Thanks to the indomitable Tim Wise, I now see that summary is not just misleading, but downright wrong.
Yes, the bill, SB1313, would give Portsmouth the power to impose a local income tax. It would remove the existing requirement that the tax would have to first be approved in a referendum. It also removes the sunset provision for any such tax.
But upon looking at the bill language, rather than the LIS summary, I discover that Sen. Stosch removed the referendum/sunset provision for all localities that have been granted the income tax power. He also removed the provision that monies raised from these taxes be used exclusively for transportation.

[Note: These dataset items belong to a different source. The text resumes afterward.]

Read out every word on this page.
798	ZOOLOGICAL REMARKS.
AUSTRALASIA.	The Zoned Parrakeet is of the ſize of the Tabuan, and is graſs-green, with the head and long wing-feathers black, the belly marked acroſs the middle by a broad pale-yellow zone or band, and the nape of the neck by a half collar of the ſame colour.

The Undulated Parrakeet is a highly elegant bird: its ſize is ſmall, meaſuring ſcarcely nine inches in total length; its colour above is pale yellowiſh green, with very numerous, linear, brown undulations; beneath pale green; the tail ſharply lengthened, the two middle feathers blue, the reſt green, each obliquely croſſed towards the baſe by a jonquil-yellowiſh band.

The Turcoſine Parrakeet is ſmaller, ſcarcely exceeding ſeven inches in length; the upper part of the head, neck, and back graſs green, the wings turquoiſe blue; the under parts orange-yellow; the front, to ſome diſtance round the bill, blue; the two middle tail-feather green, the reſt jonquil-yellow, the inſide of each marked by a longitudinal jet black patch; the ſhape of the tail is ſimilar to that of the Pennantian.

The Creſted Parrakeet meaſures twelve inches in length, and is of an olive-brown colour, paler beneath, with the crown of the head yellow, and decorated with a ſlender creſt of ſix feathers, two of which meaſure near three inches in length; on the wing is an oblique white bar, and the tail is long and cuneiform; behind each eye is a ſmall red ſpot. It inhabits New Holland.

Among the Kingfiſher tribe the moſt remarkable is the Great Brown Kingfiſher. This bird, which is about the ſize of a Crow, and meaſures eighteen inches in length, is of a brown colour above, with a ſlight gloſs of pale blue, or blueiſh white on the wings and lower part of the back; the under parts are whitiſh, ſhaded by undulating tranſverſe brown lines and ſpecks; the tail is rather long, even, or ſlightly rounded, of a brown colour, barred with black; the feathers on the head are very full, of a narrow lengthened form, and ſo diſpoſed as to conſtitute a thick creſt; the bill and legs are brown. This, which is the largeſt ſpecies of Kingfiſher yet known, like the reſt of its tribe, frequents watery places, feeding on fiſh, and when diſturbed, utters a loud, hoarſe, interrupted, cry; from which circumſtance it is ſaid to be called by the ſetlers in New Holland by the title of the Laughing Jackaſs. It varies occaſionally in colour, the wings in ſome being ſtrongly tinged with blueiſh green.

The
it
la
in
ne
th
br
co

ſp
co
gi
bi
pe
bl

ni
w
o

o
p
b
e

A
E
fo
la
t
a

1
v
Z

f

What this means is that Senate Republicans, with ample Democratic backing, have given Arlington, Fairfax, Loundoun and Prince William counties, and the cities of Alexandria, Fairfax, Manassas, Manassas Park, Norfolk and Virginia Beach the right to pass their own income tax ordinances whenever they choose and use the money for whatever purpose they wish.
The tax can be no higher than one percent, but would have to apply equally to individuals, trusts and corporations.
If this all sounds somewhat familiar, it should: on his way out the door, then-Gov. Tim Kaine proposed that local governments that did not want to go along with a full return of the car tax could, instead, opt for a one percent local income tax.